Memphis Tennessee Carter's parents had been enslaved in Virginia before making their way to West Virginia, where her father became a coal miner in the Southern coalfields. They named their daughter for the city they had left, an act of memory that turned a place of suffering into a personal genealogy carried in their daughter's name throughout her life. The name was unusual enough that it stuck in people's minds. Memphis Tennessee Carter eventually became Memphis Tennessee Garrison through marriage. She was a fierce educator who taught generations of African American students in West Virginia schools during the segregated era, when teaching itself was a form of activism. She helped found the West Virginia State Teachers Association branch and became its first female officer.
Garrison led the Huntington branch of the NAACP during decades when that role meant constant work, occasional danger, and minimal institutional support. The NAACP organized voter registration, legal cases against discrimination, anti-lynching campaigns, and the slow, patient civil rights work that built toward the larger national movement of the 1950s and 1960s. Branch leaders like Garrison did the grinding daily organizing that kept the national organization viable. She was personally connected to the broader civil rights leadership of her era. The Cancer Crusade campaign that she helped pioneer in 1932 became a national model for fundraising within Black communities. Her work earned her the NAACP's Madame C. J. Walker Gold Medal.
Garrison taught at Gary High School in McDowell County and at the Douglass High School in Huntington - the segregated institution where the future NBA Hall of Famer Hal Greer would later study. Teaching Black students in West Virginia in the early-to-mid twentieth century was both vocation and resistance. Per-pupil funding for Black schools was a fraction of what white schools received. Textbooks were often hand-me-downs or worse. The American Teachers Association, where Garrison served as vice-president, brought together teachers from segregated schools across the country to advocate for their students, share resources, and form professional networks that operated outside the all-white National Education Association. Her work positioned her at the intersection of education, civil rights, and the broader effort to make American democracy actually function for Black citizens.
Garrison moved into the modest two-story frame house at 1701 10th Avenue around 1948, when she was 58. She lived there until her death forty years later, in 1988, at age 97. The house was not grand. It was the home of a Black professional woman who had spent her career as a teacher, and it reflects that economic reality. What gives the building its historical significance is not its architecture but its association with Garrison's life and work during the post-war decades when her activism continued well into her seventies and eighties. Visiting civil rights leaders and local organizers passed through. Letters were written. Meetings were held. The mundane infrastructure of long-running activist work occupied these rooms for decades.

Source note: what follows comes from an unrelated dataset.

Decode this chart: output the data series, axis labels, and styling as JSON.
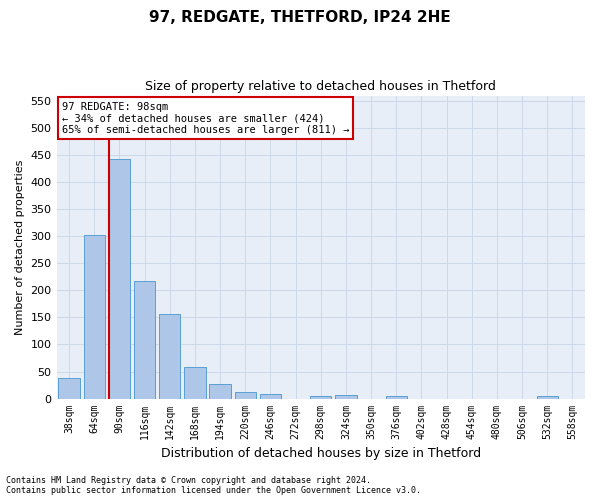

The Memphis Tennessee Garrison House was added to the National Register of Historic Places in 2017, formally recognizing its significance for the African American history of West Virginia. The plan to convert it into a museum honoring Garrison is in progress, with local organizations working to preserve the structure and develop interpretive exhibits about her life and work. When complete, the museum will join the small but growing number of preserved sites honoring Black women's contributions to American civil rights. Garrison was not Rosa Parks. She was not Fannie Lou Hamer. She was a steady, decades-long local leader whose work made the broader movement possible. The house preserves that local-level history at the place where so much of it happened.
Located at 38.416 degrees north, 82.426 degrees west, in Huntington, West Virginia, at 1701 10th Avenue. Recommended viewing altitude 2,000 to 3,500 feet AGL for clear views of the surrounding residential neighborhood. Nearest airport is Tri-State (KHTS), about 4 nautical miles east. The house sits in a residential block south of the Marshall University campus, in an area that has historically been part of Huntington's African American community.